Does anyone know of a similar way to get this number, or what is wrong with how I am treating/interpreting the os.statvfs numbers?
The right answer for your purpose is to live without a progress bar once, store the number rsync came up with and assume you have the same number of files as last time for each successive backup.
I didn't believe it, but this seems to work on Linux:
os.statvfs('/').f_files - os.statvfs('/').f_ffree
This computes the total number of file blocks minus the free file blocks. It seems to show results for the whole filesystem even if you point it at another directory. os.statvfs is implemented on Unix only.
OK, I admit, I didn't actually let the 'slow, correct' way finish before marveling at the fast method. Just a few drawbacks: I suspect .f_files would also count directories, and the result is probably totally wrong. It might work to count the files the slow way, once, and adjust the result from the 'fast' way?
The portable way:
import os
files = sum(len(filenames) for path, dirnames, filenames in os.walk("/"))
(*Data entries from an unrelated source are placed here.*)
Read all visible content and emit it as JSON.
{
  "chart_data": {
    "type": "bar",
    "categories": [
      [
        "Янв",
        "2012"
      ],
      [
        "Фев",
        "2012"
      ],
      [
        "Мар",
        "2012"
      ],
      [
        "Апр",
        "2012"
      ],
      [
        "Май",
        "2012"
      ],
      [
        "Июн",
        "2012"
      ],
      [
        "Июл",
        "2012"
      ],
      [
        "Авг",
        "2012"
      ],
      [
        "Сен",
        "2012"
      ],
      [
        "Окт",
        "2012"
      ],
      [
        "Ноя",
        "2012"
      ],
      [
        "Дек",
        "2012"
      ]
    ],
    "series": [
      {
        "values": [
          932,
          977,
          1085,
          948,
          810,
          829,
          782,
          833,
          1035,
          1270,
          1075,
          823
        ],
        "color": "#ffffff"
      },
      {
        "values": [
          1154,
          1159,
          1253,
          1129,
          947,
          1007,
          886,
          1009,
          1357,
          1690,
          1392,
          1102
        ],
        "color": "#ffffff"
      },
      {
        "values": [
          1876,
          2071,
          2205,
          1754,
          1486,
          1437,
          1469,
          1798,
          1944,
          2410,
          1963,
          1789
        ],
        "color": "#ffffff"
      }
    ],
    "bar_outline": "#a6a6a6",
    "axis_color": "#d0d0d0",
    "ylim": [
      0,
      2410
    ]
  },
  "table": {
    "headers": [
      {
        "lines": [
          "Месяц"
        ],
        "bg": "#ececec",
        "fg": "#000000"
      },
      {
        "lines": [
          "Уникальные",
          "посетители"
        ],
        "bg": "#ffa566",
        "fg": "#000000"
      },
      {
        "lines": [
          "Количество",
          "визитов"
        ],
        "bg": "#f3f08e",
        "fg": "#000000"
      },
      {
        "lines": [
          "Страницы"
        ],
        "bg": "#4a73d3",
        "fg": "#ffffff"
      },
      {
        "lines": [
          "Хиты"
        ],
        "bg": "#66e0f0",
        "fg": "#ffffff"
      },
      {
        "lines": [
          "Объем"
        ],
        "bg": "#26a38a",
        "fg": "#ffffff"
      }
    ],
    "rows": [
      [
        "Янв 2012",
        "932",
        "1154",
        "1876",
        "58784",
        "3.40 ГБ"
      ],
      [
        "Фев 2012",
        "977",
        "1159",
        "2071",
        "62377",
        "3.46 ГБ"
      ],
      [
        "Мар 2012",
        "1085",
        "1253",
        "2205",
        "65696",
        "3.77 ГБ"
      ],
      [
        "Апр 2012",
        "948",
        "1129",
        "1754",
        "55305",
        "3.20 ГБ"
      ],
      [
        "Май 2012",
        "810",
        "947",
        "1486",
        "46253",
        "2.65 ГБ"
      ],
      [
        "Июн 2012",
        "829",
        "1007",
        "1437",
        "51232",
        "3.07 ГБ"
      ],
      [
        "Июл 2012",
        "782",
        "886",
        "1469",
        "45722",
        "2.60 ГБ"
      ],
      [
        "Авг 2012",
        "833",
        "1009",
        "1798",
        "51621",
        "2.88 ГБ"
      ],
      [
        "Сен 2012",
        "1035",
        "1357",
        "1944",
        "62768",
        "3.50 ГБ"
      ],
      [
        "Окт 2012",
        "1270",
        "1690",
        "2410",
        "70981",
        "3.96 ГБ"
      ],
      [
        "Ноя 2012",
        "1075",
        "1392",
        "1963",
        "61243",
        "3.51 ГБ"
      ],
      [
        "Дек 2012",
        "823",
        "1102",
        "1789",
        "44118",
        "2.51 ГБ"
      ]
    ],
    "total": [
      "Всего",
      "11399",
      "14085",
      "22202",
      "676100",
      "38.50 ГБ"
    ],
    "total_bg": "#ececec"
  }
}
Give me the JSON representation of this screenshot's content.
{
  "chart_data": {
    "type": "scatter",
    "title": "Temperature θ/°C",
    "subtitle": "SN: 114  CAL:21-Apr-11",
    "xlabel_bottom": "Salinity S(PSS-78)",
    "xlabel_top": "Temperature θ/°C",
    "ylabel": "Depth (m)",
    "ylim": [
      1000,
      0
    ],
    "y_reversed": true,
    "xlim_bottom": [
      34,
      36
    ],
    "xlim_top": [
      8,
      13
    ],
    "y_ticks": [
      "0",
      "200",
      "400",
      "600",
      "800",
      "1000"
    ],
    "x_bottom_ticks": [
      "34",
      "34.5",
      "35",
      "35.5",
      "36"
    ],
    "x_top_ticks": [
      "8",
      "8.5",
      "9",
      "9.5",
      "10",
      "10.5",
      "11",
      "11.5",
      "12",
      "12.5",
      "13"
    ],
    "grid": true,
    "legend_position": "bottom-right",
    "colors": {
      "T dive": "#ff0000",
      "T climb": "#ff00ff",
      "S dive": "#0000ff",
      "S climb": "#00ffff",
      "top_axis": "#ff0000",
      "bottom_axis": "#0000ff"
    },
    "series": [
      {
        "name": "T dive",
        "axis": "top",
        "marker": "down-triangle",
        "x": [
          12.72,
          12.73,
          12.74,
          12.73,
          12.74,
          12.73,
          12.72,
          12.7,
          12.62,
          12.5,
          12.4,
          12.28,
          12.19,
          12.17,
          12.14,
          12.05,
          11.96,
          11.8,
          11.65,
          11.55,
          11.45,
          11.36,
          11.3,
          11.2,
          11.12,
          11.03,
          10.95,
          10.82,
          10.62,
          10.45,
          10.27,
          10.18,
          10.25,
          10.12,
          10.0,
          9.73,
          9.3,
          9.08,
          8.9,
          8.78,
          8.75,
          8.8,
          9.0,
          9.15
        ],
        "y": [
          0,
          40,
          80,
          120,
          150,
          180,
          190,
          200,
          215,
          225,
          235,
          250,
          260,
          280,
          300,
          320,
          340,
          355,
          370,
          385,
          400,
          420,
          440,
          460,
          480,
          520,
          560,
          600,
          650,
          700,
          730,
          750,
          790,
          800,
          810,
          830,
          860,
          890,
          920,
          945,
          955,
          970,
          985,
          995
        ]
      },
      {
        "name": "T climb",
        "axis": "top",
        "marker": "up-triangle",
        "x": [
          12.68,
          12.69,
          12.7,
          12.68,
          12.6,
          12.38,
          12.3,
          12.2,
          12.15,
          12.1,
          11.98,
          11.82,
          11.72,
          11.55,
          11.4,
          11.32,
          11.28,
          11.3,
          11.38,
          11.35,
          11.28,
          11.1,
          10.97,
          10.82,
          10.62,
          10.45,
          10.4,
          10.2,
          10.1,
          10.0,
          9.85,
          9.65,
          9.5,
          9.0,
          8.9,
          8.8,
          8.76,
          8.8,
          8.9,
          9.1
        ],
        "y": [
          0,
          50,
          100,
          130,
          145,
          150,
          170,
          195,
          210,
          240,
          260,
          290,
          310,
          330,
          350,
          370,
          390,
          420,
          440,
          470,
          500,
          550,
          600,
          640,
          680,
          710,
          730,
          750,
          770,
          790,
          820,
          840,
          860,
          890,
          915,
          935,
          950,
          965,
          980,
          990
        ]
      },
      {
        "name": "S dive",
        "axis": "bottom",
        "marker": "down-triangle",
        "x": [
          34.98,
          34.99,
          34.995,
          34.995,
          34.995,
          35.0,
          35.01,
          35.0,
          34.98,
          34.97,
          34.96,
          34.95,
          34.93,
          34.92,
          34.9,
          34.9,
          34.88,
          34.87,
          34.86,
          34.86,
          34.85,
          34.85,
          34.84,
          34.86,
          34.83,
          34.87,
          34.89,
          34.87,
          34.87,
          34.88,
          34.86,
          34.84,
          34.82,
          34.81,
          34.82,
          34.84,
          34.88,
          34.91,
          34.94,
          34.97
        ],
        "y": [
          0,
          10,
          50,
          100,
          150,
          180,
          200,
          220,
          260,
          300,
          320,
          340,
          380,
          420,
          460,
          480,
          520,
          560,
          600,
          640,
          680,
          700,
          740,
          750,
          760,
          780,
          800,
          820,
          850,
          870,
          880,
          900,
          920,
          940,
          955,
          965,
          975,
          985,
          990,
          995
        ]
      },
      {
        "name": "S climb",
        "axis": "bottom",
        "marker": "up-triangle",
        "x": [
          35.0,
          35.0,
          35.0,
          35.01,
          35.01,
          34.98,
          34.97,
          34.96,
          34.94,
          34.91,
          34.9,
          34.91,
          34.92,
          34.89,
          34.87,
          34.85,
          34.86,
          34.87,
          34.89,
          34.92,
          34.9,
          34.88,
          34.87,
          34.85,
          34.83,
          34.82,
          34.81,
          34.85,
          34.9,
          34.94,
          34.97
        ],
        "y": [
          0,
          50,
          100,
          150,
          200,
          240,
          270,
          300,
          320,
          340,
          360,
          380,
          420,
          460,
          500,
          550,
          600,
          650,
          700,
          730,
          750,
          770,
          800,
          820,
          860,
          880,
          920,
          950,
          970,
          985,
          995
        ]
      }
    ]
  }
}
os.walk returns a 3-tuple (dirpath, dirnames, filenames) for each directory in the filesystem starting at the given path. This will probably take a long time for "/", but you knew that already.
The easy way:
Let's face it, nobody knows or cares how many files they really have, it's a humdrum and nugatory statistic. You can add this cool 'number of files' feature to your program with this code:
import random
num_files = random.randint(69000, 4000000)
Let us know if any of these methods works for you.
See also How do I prevent Python's os.walk from walking across mount points?
You could use a number from a previous rsync run. It is quick, portable, and for 10**6 files and any reasonable backup strategy it will give you 1% or better precision.
If traversing the directory tree is an option (would be slower than querying the drive directly):
import os
dirs = 0
files = 0
for r, d, f in os.walk('/path/to/drive'):
dirs += len(d)
files += len(f)
Edit: Spotlight does not track every file, so its metadata will not suffice.